Oferecer o próprio corpo a ser
arbusto e água corrente
vento já não sei
o que engloba
o que me olha.


Júlia de Carvalho Hansen





A vista venta. Céu turvo, árvores no fundo, arbustos mais perto, pequenos passos nos meus
ouvidos, olho para trás e já faltam duas árvores, a paisagem rasga. Coisas cintilam sobre minha vista.

Quatro cores. Amarelo, marrom, verde, azul. Terra. Uma se transfere sobre a outra, lentamente. Muito perto, muito longe. A paisagem rasga, de novo.

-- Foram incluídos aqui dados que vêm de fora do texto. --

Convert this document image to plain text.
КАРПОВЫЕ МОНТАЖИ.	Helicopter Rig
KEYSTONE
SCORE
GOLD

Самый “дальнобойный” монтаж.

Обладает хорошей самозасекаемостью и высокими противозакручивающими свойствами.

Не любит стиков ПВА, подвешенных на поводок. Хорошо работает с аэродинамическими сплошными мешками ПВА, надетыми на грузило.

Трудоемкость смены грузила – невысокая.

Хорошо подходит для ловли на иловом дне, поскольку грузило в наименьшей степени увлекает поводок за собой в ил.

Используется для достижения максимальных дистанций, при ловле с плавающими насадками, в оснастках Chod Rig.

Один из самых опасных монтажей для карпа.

Tenho a imagem do que não vi. O tempo permanece, se estende, dilata. O rio subiu, água forte, fez muito barulho, com certeza. A paisagem rasga, de novo.

Ele me diz que eu fiz uma suspensão no tempo. Restaram apenas a estrada que desaparece entre as árvores e a porteira mal fechada. A paisagem rasga, de novo.

Não encontro nada além do farfalhar das folhas. A paisagem rasga, de novo.

Entre as grades da janela, vejo, quadro por quadro, a vista que tive da primeira vez que fiz essa viagem. A paisagem rasga, de novo.

Tento recriar a imagem, nos ladrilhos da memória. A paisagem rasga, de novo.

Pinto a cena daquele dia ensolarado de água gelada, apago as pessoas. A paisagem rasga, de novo.

Procuro na memória a vista da mata fechada e só posso reproduzir um verde sem contornos. A paisagem rasga, de novo.

Encontro apenas dois lados opostos do céu, não o meio. A paisagem rasga, de novo.

Procuro nessa pedra todas as linhas do rio que a trouxe até aqui. A paisagem rasga, de novo.

Posiciono o véu sobre o verde cintilante. A paisagem rasga, de novo.






[…] matéria-miragem […]

“[…] nunca o mundo, nem por um só segundo, suspendeu seu funcionamento misterioso. […]”
Francis Ponge

Certa vez, num curso de Fenomenologia, me foi apresentada a palavra grega “hyle”. Palavra que para os gregos guardava alguns significados, como o de “madeira”, uma madeira a ser utilizada, como uma lenha, ou uma viga de construção, mas também "floresta", me lembro do professor dizer “[…] bosque, como a vista de um bosque, um verde indefinido, indiscernível […]”. Significava também matéria, como tudo o que é material e como a matéria “fundamental” ou “indiferenciável” ou "primeira", se assim pode ser descrita.

Matéria indiscernível, talvez? Como é mirar a uma floresta?

Os gregos não tinham paisagens, é o que diz Anne Cauquelin. Sua relação com a natureza era utilitária, por assim dizer, como utilizamos a lenha, ou como utilizamos as vigas, ou como um autor se utiliza de um cenário - aqui, um cenário natural - para descrever um acontecimento outro que não a simples presença da natureza.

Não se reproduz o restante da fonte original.